Après les politesses d’usage, un peu hésitantes, après un bref instant de gêne, je lui ai demandé de but en blanc s’il l’avait lue, cette lettre. Il n’en avait pas eu besoin, me dit-il, Sonia l’avait écrite devant lui. Il n’arrivait pas à croire que je ne l’avais pas lue. « Quel con, dit-il doucement. Quel gâchis. » L’amour de ma vie était parti parce que j’étais devenu insupportable d’égocentrisme, avec mon prix littéraire et mes prétentions au génie. Mais comme le Petit Poucet, elle avait laissé des cailloux blancs derrière elle, des rendez-vous au fil des années, comme autant de secondes chances que j’avais ratées comme j’avais raté le reste.

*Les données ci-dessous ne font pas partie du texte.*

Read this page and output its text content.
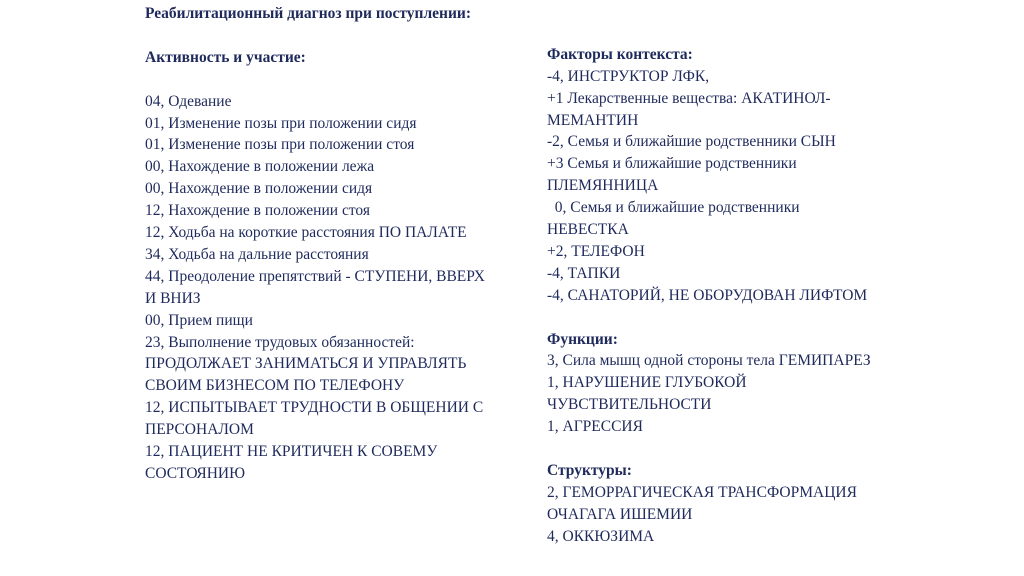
Реабилитационный диагноз при поступлении:
Активность и участие:
04, Одевание
01, Изменение позы при положении сидя
01, Изменение позы при положении стоя
00, Нахождение в положении лежа
00, Нахождение в положении сидя
12, Нахождение в положении стоя
12, Ходьба на короткие расстояния ПО ПАЛАТЕ
34, Ходьба на дальние расстояния
44, Преодоление препятствий - СТУПЕНИ, ВВЕРХ
И ВНИЗ
00, Прием пищи
23, Выполнение трудовых обязанностей:
ПРОДОЛЖАЕТ ЗАНИМАТЬСЯ И УПРАВЛЯТЬ
СВОИМ БИЗНЕСОМ ПО ТЕЛЕФОНУ
12, ИСПЫТЫВАЕТ ТРУДНОСТИ В ОБЩЕНИИ С
ПЕРСОНАЛОМ
12, ПАЦИЕНТ НЕ КРИТИЧЕН К СОВЕМУ
СОСТОЯНИЮ
Факторы контекста:
-4, ИНСТРУКТОР ЛФК,
+1 Лекарственные вещества: АКАТИНОЛ-
МЕМАНТИН
-2, Семья и ближайшие родственники СЫН
+3 Семья и ближайшие родственники
ПЛЕМЯННИЦА
0, Семья и ближайшие родственники
НЕВЕСТКА
+2, ТЕЛЕФОН
-4, ТАПКИ
-4, САНАТОРИЙ, НЕ ОБОРУДОВАН ЛИФТОМ
Функции:
3, Сила мышц одной стороны тела ГЕМИПАРЕЗ
1, НАРУШЕНИЕ ГЛУБОКОЙ
ЧУВСТВИТЕЛЬНОСТИ
1, АГРЕССИЯ
Структуры:
2, ГЕМОРРАГИЧЕСКАЯ ТРАНСФОРМАЦИЯ
ОЧАГАГА ИШЕМИИ
4, ОККЮЗИМА
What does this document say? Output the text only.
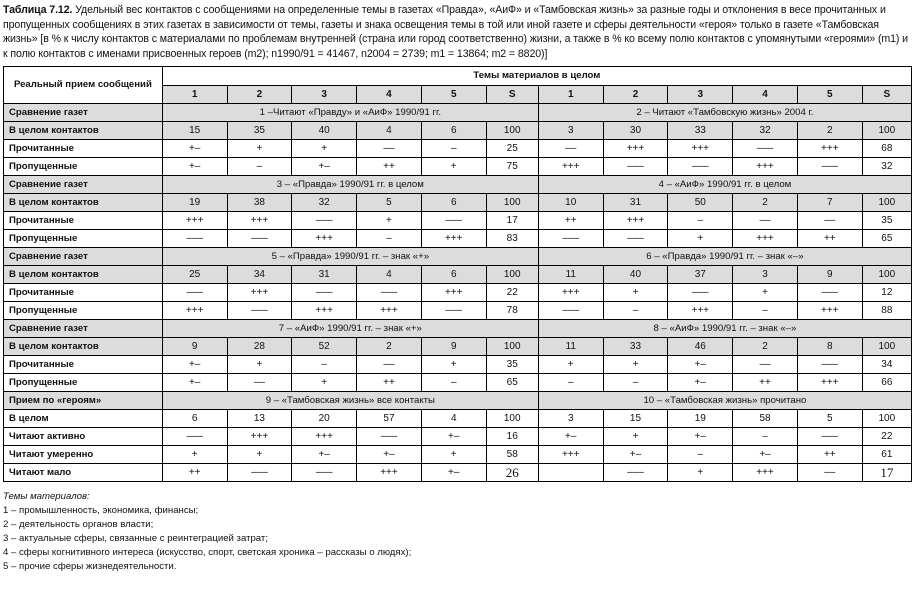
Таблица 7.12. Удельный вес контактов с сообщениями на определенные темы в газетах «Правда», «АиФ» и «Тамбовская жизнь» за разные годы и отклонения в весе прочитанных и пропущенных сообщениях в этих газетах в зависимости от темы, газеты и знака освещения темы в той или иной газете и сферы деятельности «героя» только в газете «Тамбовская жизнь» [в % к числу контактов с материалами по проблемам внутренней (страна или город соответственно) жизни, а также в % ко всему полю контактов с упомянутыми «героями» (m1) и к полю контактов с именами присвоенных героев (m2); n1990/91 = 41467, n2004 = 2739; m1 = 13864; m2 = 8820)]

Реальный прием сообщений	Темы материалов в целом											
	1	2	3	4	5	S	1	2	3	4	5	S
Сравнение газет	1 –Читают «Правду» и «АиФ» 1990/91 гг.						2 – Читают «Тамбовскую жизнь» 2004 г.					
В целом контактов	15	35	40	4	6	100	3	30	33	32	2	100
Прочитанные	+–	+	+	––	–	25	––	+++	+++	–––	+++	68
Пропущенные	+–	–	+–	++	+	75	+++	–––	–––	+++	–––	32
Сравнение газет	3 – «Правда» 1990/91 гг. в целом						4 – «АиФ» 1990/91 гг. в целом					
В целом контактов	19	38	32	5	6	100	10	31	50	2	7	100
Прочитанные	+++	+++	–––	+	–––	17	++	+++	–	––	––	35
Пропущенные	–––	–––	+++	–	+++	83	–––	–––	+	+++	++	65
Сравнение газет	5 – «Правда» 1990/91 гг. – знак «+»						6 – «Правда» 1990/91 гг. – знак «–»					
В целом контактов	25	34	31	4	6	100	11	40	37	3	9	100
Прочитанные	–––	+++	–––	–––	+++	22	+++	+	–––	+	–––	12
Пропущенные	+++	–––	+++	+++	–––	78	–––	–	+++	–	+++	88
Сравнение газет	7 – «АиФ» 1990/91 гг. – знак «+»						8 – «АиФ» 1990/91 гг. – знак «–»					
В целом контактов	9	28	52	2	9	100	11	33	46	2	8	100
Прочитанные	+–	+	–	––	+	35	+	+	+–	––	–––	34
Пропущенные	+–	––	+	++	–	65	–	–	+–	++	+++	66
Прием по «героям»	9 – «Тамбовская жизнь» все контакты						10 – «Тамбовская жизнь» прочитано					
В целом	6	13	20	57	4	100	3	15	19	58	5	100
Читают активно	–––	+++	+++	–––	+–	16	+–	+	+–	–	–––	22
Читают умеренно	+	+	+–	+–	+	58	+++	+–	–	+–	++	61
Читают мало	++	–––	–––	+++	+–	26		–––	+	+++	––	17
Темы материалов:
1 – промышленность, экономика, финансы;
2 – деятельность органов власти;
3 – актуальные сферы, связанные с реинтеграцией затрат;
4 – сферы когнитивного интереса (искусство, спорт, светская хроника – рассказы о людях);
5 – прочие сферы жизнедеятельности.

La fameuse lettre contenait sept feuilles, sept possibilités de retrouvailles, de reconquête. Ce dîner pour les quinze ans du bac était la dernière, la seule pour laquelle Hervé était autorisé à m’appeler directement. Ma dernière chance. J’ai voulu savoir s’il avait revu Sonia, si elle m’attendait vraiment. Mais il n’a rien voulu me dire. J’allais raccrocher quand je lui ai demandé : « Et toi, au fait, raconte, qu’est-ce que tu fais maintenant ? Tu es marié, des gamins ? » Il a eu un petit rire triste et m’a répondu : « Tu n’as jamais rien compris, hein ? C’était toi qu’elle aimait, je n’y pouvais rien. Et tu l’aimais aussi, vous étiez heureux, c’est la vie. Allez, à samedi. » Je n’avais rien compris, en effet. Quel imbécile.

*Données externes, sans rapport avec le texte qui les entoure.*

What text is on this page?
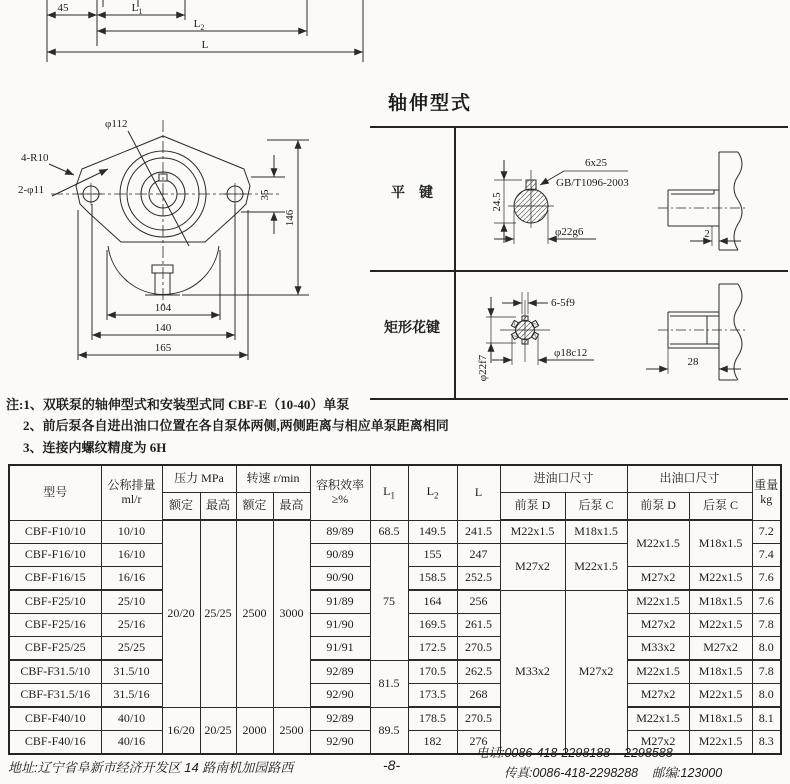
45	$L_1$
$L_2$
L
φ112
4-R10
2-φ11
104
140
165
35
146
轴伸型式
平　键
矩形花键
24.5
φ22g6
6x25
GB/T1096-2003
2
6-5f9
φ18c12
φ22f7	28
注:1、双联泵的轴伸型式和安装型式同 CBF-E（10-40）单泵
2、前后泵各自进出油口位置在各自泵体两侧,两侧距离与相应单泵距离相同
3、连接内螺纹精度为 6H
型号	公称排量
ml/r	压力 MPa		转速 r/min		容积效率
≥%	$L_1$	$L_2$	L	进油口尺寸		出油口尺寸		重量
kg

		额定	最高	额定	最高					前泵 D	后泵 C	前泵 D	后泵 C	
CBF-F10/10	10/10	20/20	25/25	2500	3000	89/89	68.5	149.5	241.5	M22x1.5	M18x1.5	M22x1.5	M18x1.5	7.2
CBF-F16/10	16/10					90/89	75	155	247	M27x2	M22x1.5			7.4
CBF-F16/15	16/16					90/90		158.5	252.5			M27x2	M22x1.5	7.6
CBF-F25/10	25/10					91/89		164	256	M33x2	M27x2	M22x1.5	M18x1.5	7.6
CBF-F25/16	25/16					91/90		169.5	261.5			M27x2	M22x1.5	7.8
CBF-F25/25	25/25					91/91		172.5	270.5			M33x2	M27x2	8.0
CBF-F31.5/10	31.5/10					92/89	81.5	170.5	262.5			M22x1.5	M18x1.5	7.8
CBF-F31.5/16	31.5/16					92/90		173.5	268			M27x2	M22x1.5	8.0
CBF-F40/10	40/10	16/20	20/25	2000	2500	92/89	89.5	178.5	270.5			M22x1.5	M18x1.5	8.1
CBF-F40/16	40/16					92/90		182	276			M27x2	M22x1.5	8.3
地址:辽宁省阜新市经济开发区 14 路南机加园路西	-8-
电话:0086-418-2298188    2298588
传真:0086-418-2298288    邮编:123000
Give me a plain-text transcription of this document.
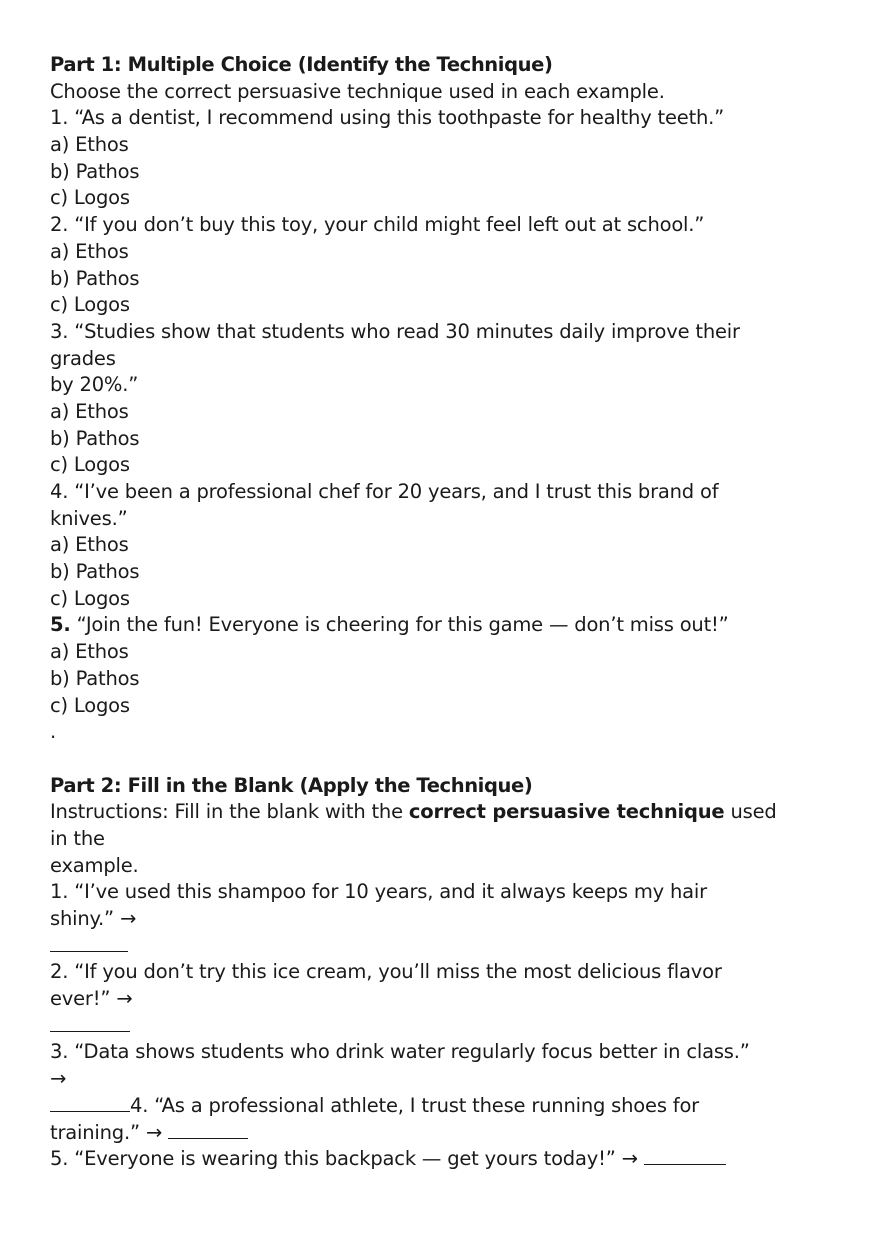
Part 1: Multiple Choice (Identify the Technique)
Choose the correct persuasive technique used in each example.
1. “As a dentist, I recommend using this toothpaste for healthy teeth.”
a) Ethos
b) Pathos
c) Logos
2. “If you don’t buy this toy, your child might feel left out at school.”
a) Ethos
b) Pathos
c) Logos
3. “Studies show that students who read 30 minutes daily improve their
grades
by 20%.”
a) Ethos
b) Pathos
c) Logos
4. “I’ve been a professional chef for 20 years, and I trust this brand of
knives.”
a) Ethos
b) Pathos
c) Logos
5. “Join the fun! Everyone is cheering for this game — don’t miss out!”
a) Ethos
b) Pathos
c) Logos
.
Part 2: Fill in the Blank (Apply the Technique)
Instructions: Fill in the blank with the correct persuasive technique used
in the
example.
1. “I’ve used this shampoo for 10 years, and it always keeps my hair
shiny.” →
2. “If you don’t try this ice cream, you’ll miss the most delicious flavor
ever!” →
3. “Data shows students who drink water regularly focus better in class.”
→
4. “As a professional athlete, I trust these running shoes for
training.” →
5. “Everyone is wearing this backpack — get yours today!” →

Quand je suis arrivé à Paris, il tombait une petite pluie fine, tenace. De la terrasse vitrée du café d’autrefois, en face du bâtiment futuriste construit sur les ruines de l’ancienne bâtisse de briques rouges, j’ai regardé longtemps des lycéens qui sortaient de cours en riant, les cheveux dans les yeux et le jean traînant par terre. L’inévitable téléphone et une clope à la main, ils vivaient intensément, et pourtant sans en avoir conscience, cette époque merveilleuse, exaltante et dérisoire où l’on est tellement sûr, parce que l’on est tout neuf, de vivre dans un monde nouveau.

J’étais à leur place il y a quinze ans ; j’y retourne ce soir. Je suis aussi ému à l’idée de revoir Sonia aujourd’hui que je l’étais le jour de la photo de classe quand je me suis glissé à côté d’elle. J’ai marché longtemps pour ne pas être en avance – comme autrefois : surtout ne jamais arriver le premier à une soirée, le comble de la ringardise.

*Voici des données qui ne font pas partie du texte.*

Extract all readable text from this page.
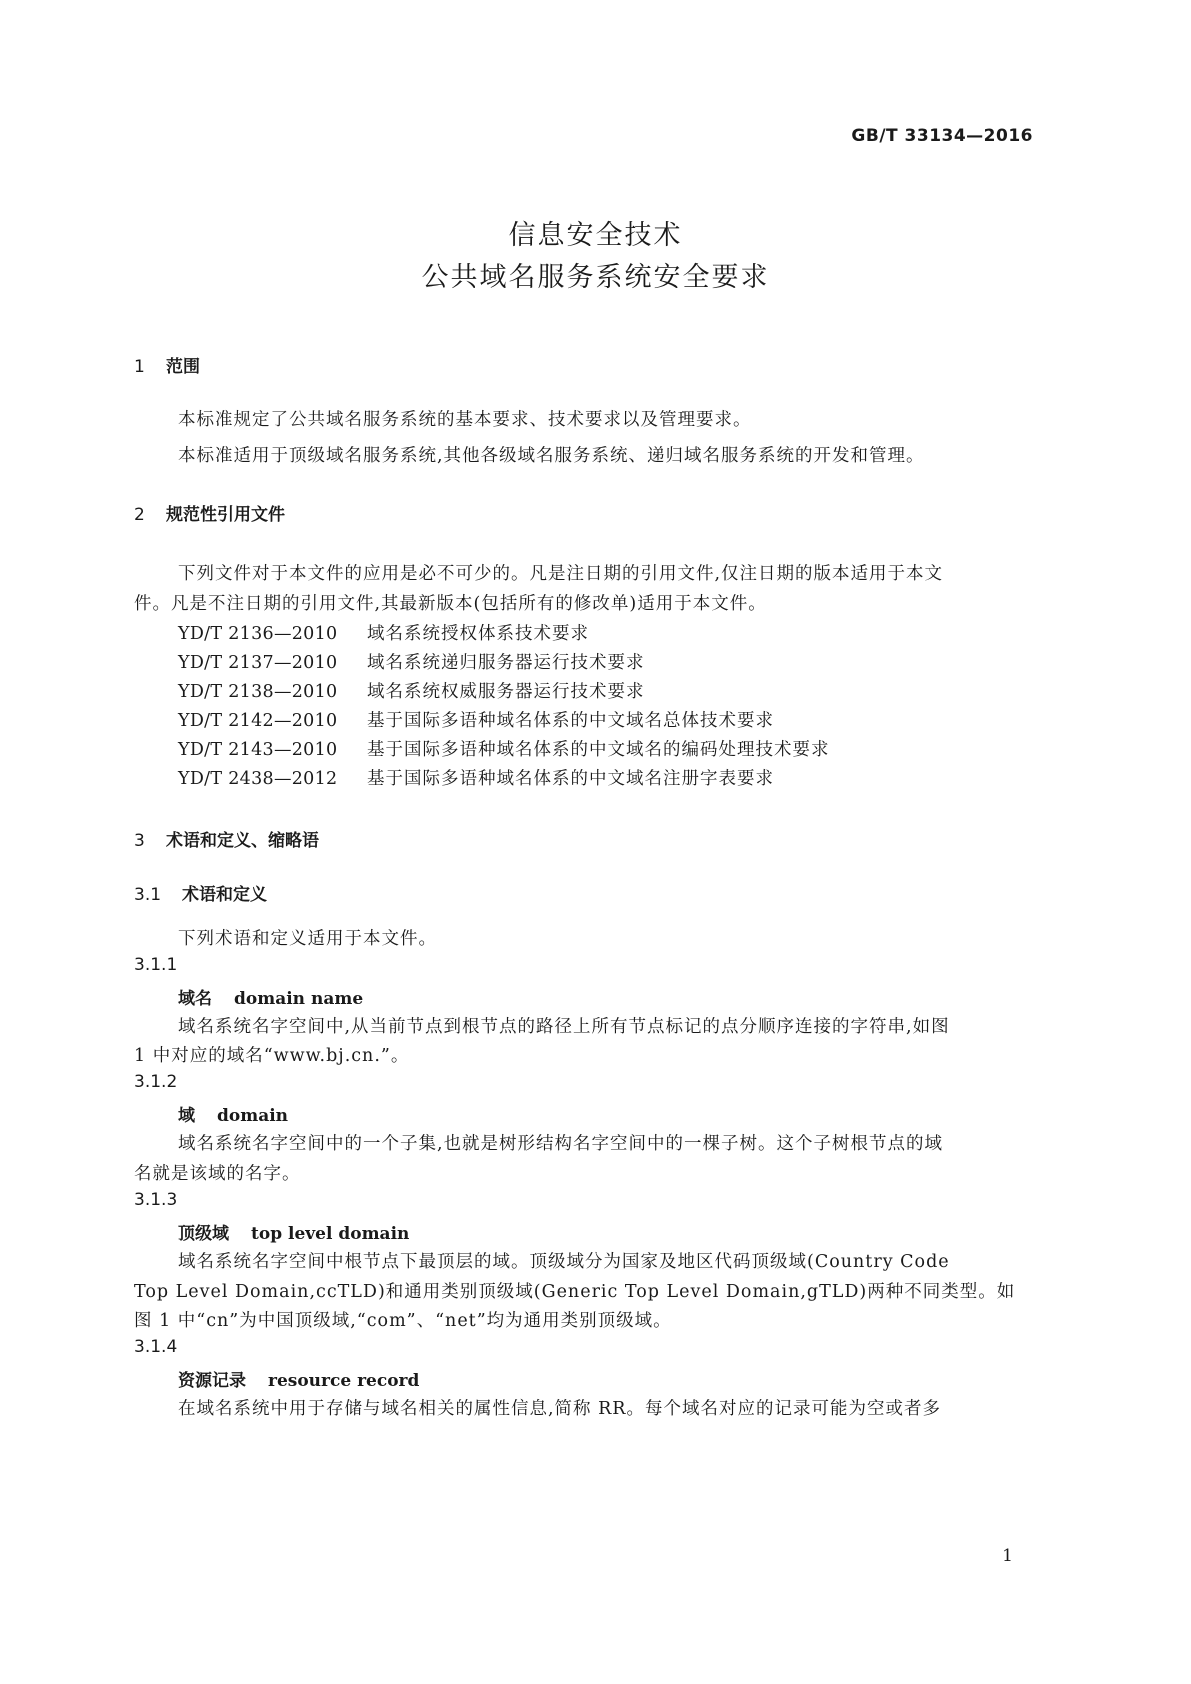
GB/T 33134—2016
信息安全技术
公共域名服务系统安全要求
1 范围
本标准规定了公共域名服务系统的基本要求、技术要求以及管理要求。
本标准适用于顶级域名服务系统,其他各级域名服务系统、递归域名服务系统的开发和管理。
2 规范性引用文件
下列文件对于本文件的应用是必不可少的。凡是注日期的引用文件,仅注日期的版本适用于本文
件。凡是不注日期的引用文件,其最新版本(包括所有的修改单)适用于本文件。
YD/T 2136—2010 域名系统授权体系技术要求
YD/T 2137—2010 域名系统递归服务器运行技术要求
YD/T 2138—2010 域名系统权威服务器运行技术要求
YD/T 2142—2010 基于国际多语种域名体系的中文域名总体技术要求
YD/T 2143—2010 基于国际多语种域名体系的中文域名的编码处理技术要求
YD/T 2438—2012 基于国际多语种域名体系的中文域名注册字表要求
3 术语和定义、缩略语
3.1 术语和定义
下列术语和定义适用于本文件。
3.1.1
域名 domain name
域名系统名字空间中,从当前节点到根节点的路径上所有节点标记的点分顺序连接的字符串,如图
1 中对应的域名“www.bj.cn.”。
3.1.2
域 domain
域名系统名字空间中的一个子集,也就是树形结构名字空间中的一棵子树。这个子树根节点的域
名就是该域的名字。
3.1.3
顶级域 top level domain
域名系统名字空间中根节点下最顶层的域。顶级域分为国家及地区代码顶级域(Country Code
Top Level Domain,ccTLD)和通用类别顶级域(Generic Top Level Domain,gTLD)两种不同类型。如
图 1 中“cn”为中国顶级域,“com”、“net”均为通用类别顶级域。
3.1.4
资源记录 resource record
在域名系统中用于存储与域名相关的属性信息,简称 RR。每个域名对应的记录可能为空或者多
1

Devant le restaurant, pour me donner une contenance, je sors un bloc et un stylo et je commence à répondre à la lettre que je n’ai jamais lue. Je ne sais pas par où commencer. Une main légère se pose sur la mienne. Il n’y aura pas de dîner d’anciens pour nous ce soir, mais merci, Hervé : nous allons l’écrire, cette lettre. Une lettre de retrouvailles.